The Center for Western Studies on the Augustana College campus has produced some timeless and important tomes. There was once a University of South Dakota Press in Vermillion. Aberdeen had a privately owned book publisher, though the name escapes me. There was a Brevet Publishing in Sioux Falls. Pine Hill Printer in Freeman helped several hundred authors self-publish. Linda Hasselstrom has had success with books under a name only rural people would even understand, Windbreak. We’ve published a handful of books here at South Dakota Magazine.
Just as many of our university and private book publishers were winding down, along came the South Dakota Historical Society Press in Pierre. As an arm of the state historical society, it was publishing a half dozen or so books a year and doing it quite nicely under the leadership of Nancy Tystad Koupal.
Book runs in South Dakota are generally under 5,000 — and often 1,000 or 2,000. The SDHSP was sometimes exceeding those numbers, and by all accounts doing an excellent job of publishing important regional manuscripts that deserved to be bound for today and forever.

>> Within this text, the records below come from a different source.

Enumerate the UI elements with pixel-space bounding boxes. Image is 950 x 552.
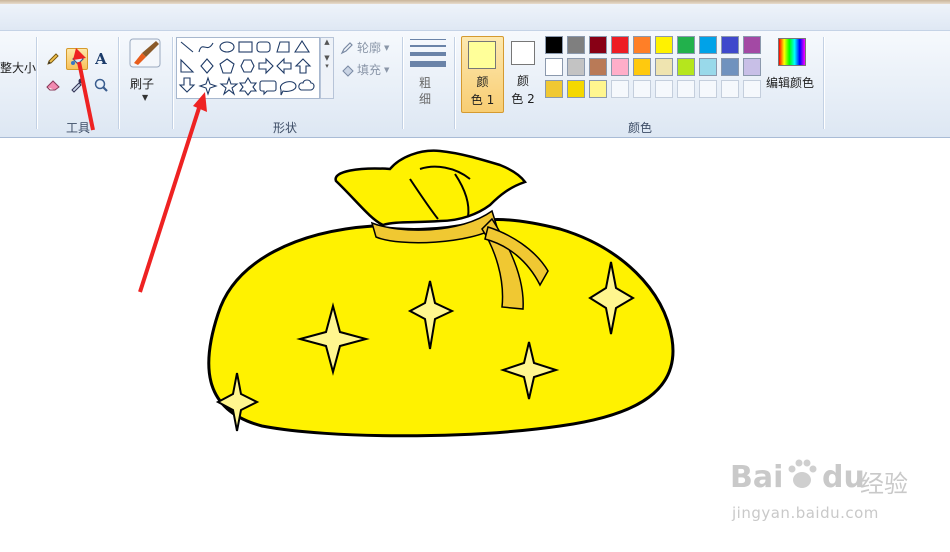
paw-icon: [788, 459, 817, 488]
watermark-brand-cn: 经验: [860, 470, 908, 498]
watermark-url: jingyan.baidu.com: [732, 504, 879, 522]
watermark-brand: Bai: [730, 460, 784, 495]
watermark-brand-suffix: du: [822, 460, 865, 495]
baidu-jingyan-watermark: Bai du 经验 jingyan.baidu.com: [730, 459, 930, 530]
annotation-arrow: [73, 48, 95, 131]
annotation-arrow: [138, 92, 207, 293]
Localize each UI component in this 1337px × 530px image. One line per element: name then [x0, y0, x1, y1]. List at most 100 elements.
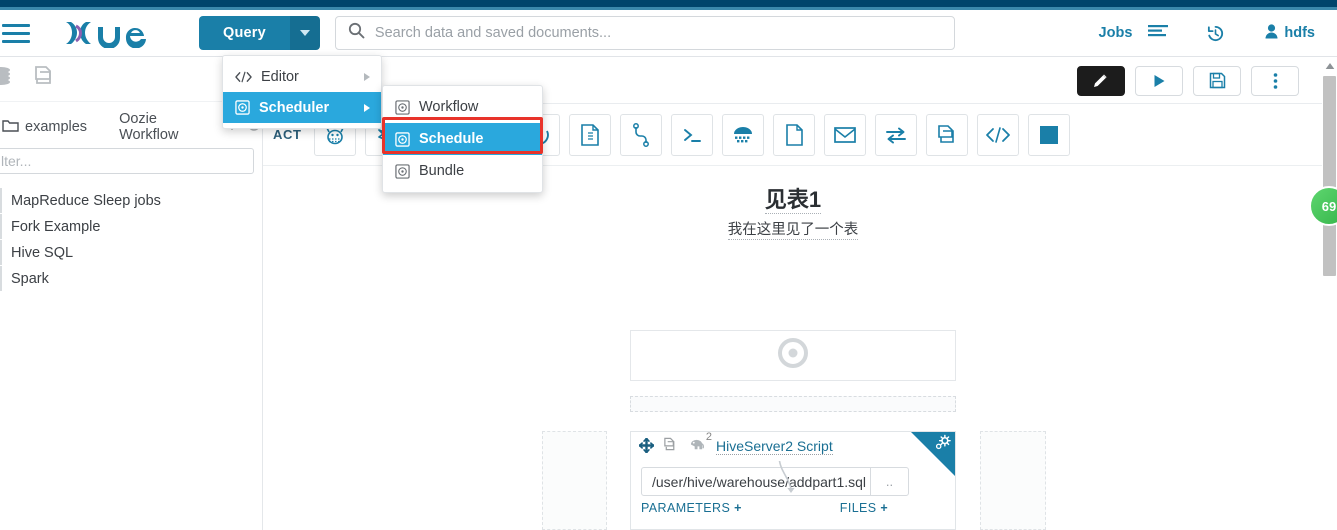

And then the SDHSP published Pioneer Girl, the brutally honest 1930 autobiography of Laura Ingalls Wilder. Nancy optimistically ordered 15,000 copies. And they sold. She ordered again. And then again. Seventy-five thousand to date, and now Pioneer Girl is showing up on “best seller” lists.
Maybe the internet and e-books will eventually kill book publishing. But you know what Harry Truman proved about conventional wisdom. And the 1987 Minnesota Twins. And so on.
Success is always nice, but it’s especially beautiful when it happens to nice people like Nancy Koupal and her band of book publishers in the little city of Pierre.